A long-running legal battle over peanut butter jars has finally ended, with Australian food brand Bega Cheese prevailing over U.S. food giant Kraft Heinz. Bega Cheese now has exclusive rights to use the trademarked yellow label and lid with a blue or red peanut design, depending on the variant of peanut butter.
In a statement to the ASX (Australian Securities Exchange), Bega Cheese said that it was pleased with the decision, which ruled that Kraft Heinz’s use of similar-looking packaging is misleading or deceptive under Australian law.
“We look forward to continuing to produce and supply our customers with our much-loved peanut butter products,” the statement further said. However, the matter’s not over yet, with the court having to determine further orders and damages at a later date. Even so, the whole affair took almost 18 months to resolve. How did this peanut butter battle begin, in the first place?
Origins of the Legal Battle
Back in 2012, Australia’s Kraft peanut butter was owned by the U.S. food company Kraft. When the company split in two, it transferred its Australian operations to a new firm called Mondelez International.
In 2017, Australian-owned Bega bought most of Mondelez International’s Australia and New Zealand grocery and cheese business. The acquisition cost the Australian brand $460 million and consisted of ownership of Kraft-branded products, such as cheeses, mayonnaise, Vegemite and, yes, peanut butter.
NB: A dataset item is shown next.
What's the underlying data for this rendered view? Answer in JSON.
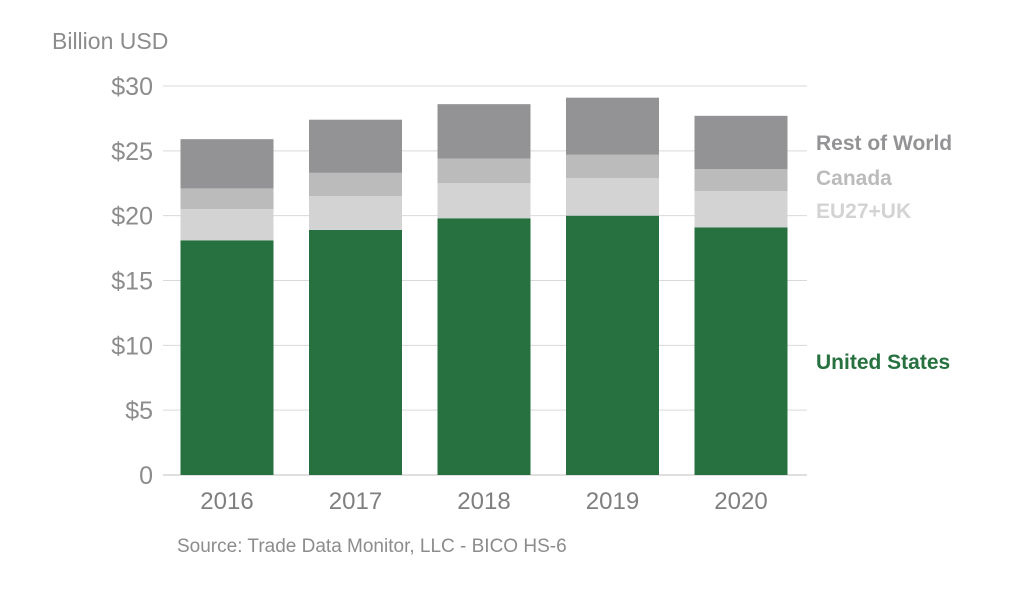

This included recipes and trade dress (an important identifier of a product, operating like a trademark).
Since the Kraft name wasn’t part of the acquisition, Bega Cheese simply replaced it with their own on the distinctive yellow jars. They also ran ads where they stated that “Kraft peanut butter is now Bega peanut butter” and “Never oily, never dry, with the same taste you’ve always loved and now is Aussie owned by Bega.”
This didn’t sit right with Kraft – now Kraft Heinz – who wanted to return to the Australian market and use their famous yellow jars exclusively. In 2017, they took Bega Cheese to court on trademark infringement allegations, first in New York then in Australia, arguing that the peanut butter trade dress wasn’t part of the acquisition.
Kraft alleged that Bega’s usage of the unique yellow jars was a “deliberate effort to trade off the goodwill of the Kraft brand, cause consumer confusion and irreparably harm the value of Kraft’s intellectual property”. They demanded that Bega drop the famous packaging – but Bega maintained that it now owns the brand’s intellectual property. They filed a crossclaim against Kraft over their re-entry into the peanut butter market.
While the cases were going on, Kraft cooked up a brand-new peanut butter formulation and, in 2018, began selling it in almost identical yellow-labelled jars. At the same time, Bega simply continued producing the original Kraft “never oily, never dry” recipe under the name Bega peanut butter.
Before the decision was made, both brands had the same look. Now, though, Kraft Heinz will have to redesign their peanut butter jars, since the court ruled that Bega Cheese acquired “all rights” to the peanut butter trade dress when it acquired Mondelez International. They had bought the trade dress fairly and squarely.
As a result, Bega Cheese is now exclusively entitled to the rights of “a jar with a yellow lid and a yellow label with a blue or red peanut device, with the jar having a brown appearance when filled.” Meanwhile, Kraft Heinz is “disappointed” and “considering its options.”